Auf der Weiterfahrt nehme ich einen Anhalter am Straßenrand mit. Ein junger Mann, der soeben seinen Wehrdienst im Nordirak beendet hatte und auf dem Heimweg nach Çanakkale ist. Er berichtet von dem Tag, als er zwei Gefangene machte, einen Japaner und einen anderen Ausländer, die beide mit der PKK zusammen kämpften. Er nahm an tödlichen Kommandos teil, sah sterbende Kameraden. Jetzt ist er auf der Suche nach einem Neuanfang im zivilen Leben.

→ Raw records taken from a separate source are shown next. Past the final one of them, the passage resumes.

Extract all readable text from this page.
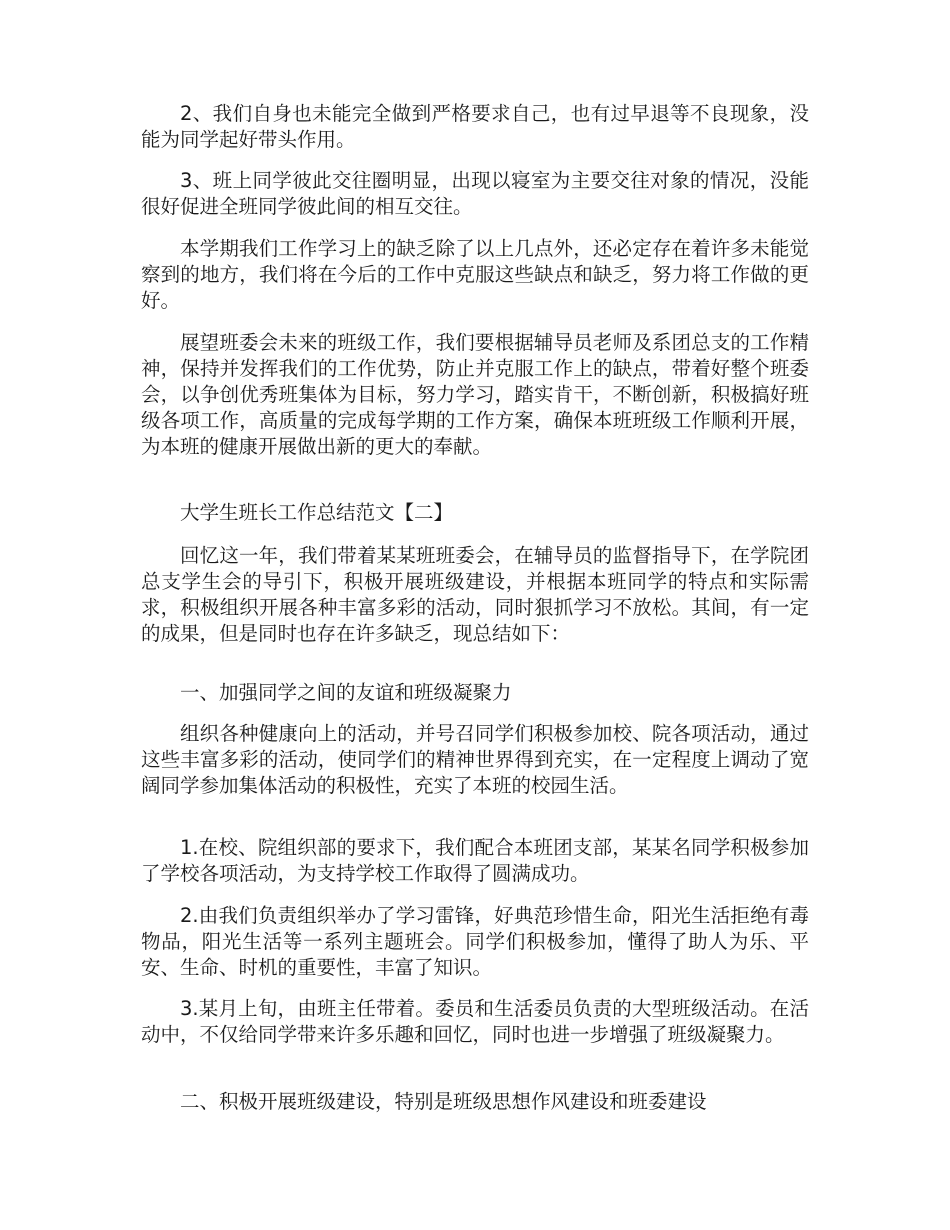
2、我们自身也未能完全做到严格要求自己，也有过早退等不良现象，没能为同学起好带头作用。

3、班上同学彼此交往圈明显，出现以寝室为主要交往对象的情况，没能很好促进全班同学彼此间的相互交往。

本学期我们工作学习上的缺乏除了以上几点外，还必定存在着许多未能觉察到的地方，我们将在今后的工作中克服这些缺点和缺乏，努力将工作做的更好。

展望班委会未来的班级工作，我们要根据辅导员老师及系团总支的工作精神，保持并发挥我们的工作优势，防止并克服工作上的缺点，带着好整个班委会，以争创优秀班集体为目标，努力学习，踏实肯干，不断创新，积极搞好班级各项工作，高质量的完成每学期的工作方案，确保本班班级工作顺利开展，为本班的健康开展做出新的更大的奉献。

大学生班长工作总结范文【二】

回忆这一年，我们带着某某班班委会，在辅导员的监督指导下，在学院团总支学生会的导引下，积极开展班级建设，并根据本班同学的特点和实际需求，积极组织开展各种丰富多彩的活动，同时狠抓学习不放松。其间，有一定的成果，但是同时也存在许多缺乏，现总结如下：

一、加强同学之间的友谊和班级凝聚力

组织各种健康向上的活动，并号召同学们积极参加校、院各项活动，通过这些丰富多彩的活动，使同学们的精神世界得到充实，在一定程度上调动了宽阔同学参加集体活动的积极性，充实了本班的校园生活。

1.在校、院组织部的要求下，我们配合本班团支部，某某名同学积极参加了学校各项活动，为支持学校工作取得了圆满成功。

2.由我们负责组织举办了学习雷锋，好典范珍惜生命，阳光生活拒绝有毒物品，阳光生活等一系列主题班会。同学们积极参加，懂得了助人为乐、平安、生命、时机的重要性，丰富了知识。

3.某月上旬，由班主任带着。委员和生活委员负责的大型班级活动。在活动中，不仅给同学带来许多乐趣和回忆，同时也进一步增强了班级凝聚力。

二、积极开展班级建设，特别是班级思想作风建设和班委建设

Tarsus – die Stadt Kleopatras und des Apostel Paulus
Nicht weit vom Brunnen des Heiligen Paulus, dem touristischen Hotspot der Stadt, – ein hübscher, italienisch anmutender Altstadtplatz. In Erwartung des Touristenbooms baut eine internationale Hotelkette alte Herrschaftshäuser um.
Gegenüber ein kleiner Laden, den die Gemeindeverwaltung betreibt. Ab 8 Uhr morgens stehen Menschen Schlange – denn das Brot kostet hier statt 3 TL nur 1 TL, der Liter Milch statt 9 TL nur 6 TL. Mit täglich steigenden Preisen, auch für Grundnahrungsmittel, haben sich diese kommunalen Verkaufsstellen vermehrt.
Ein Tag später, es ist der 1. Mai. Von Polizisten abgeschirmt, versammeln sich 500 bis 600 Menschen zur Kundgebung. Kurdische Lieder erklingen, zu denen der Halay getanzt wird. Fahnen der Gewerkschaften, der kommunistischen Partei, der sozialdemokratischen CHP wehen im heißen Mittagswind. Auf Transparenten und Schildern wird gefordert ein „menschenwürdiges Leben“, „gleiche Rechte für Frauen“, „Schutz vor Gewalt“. Von der Bühne prangert eine Rednerin in scharfen Worten die Verarmung der Arbeitenden an, die Zensur des Wortes, der Gedanken. Fast drohend schließt sie unter großem Applaus: „Haltet uns nicht für verrückt, wir werden nicht schweigen“.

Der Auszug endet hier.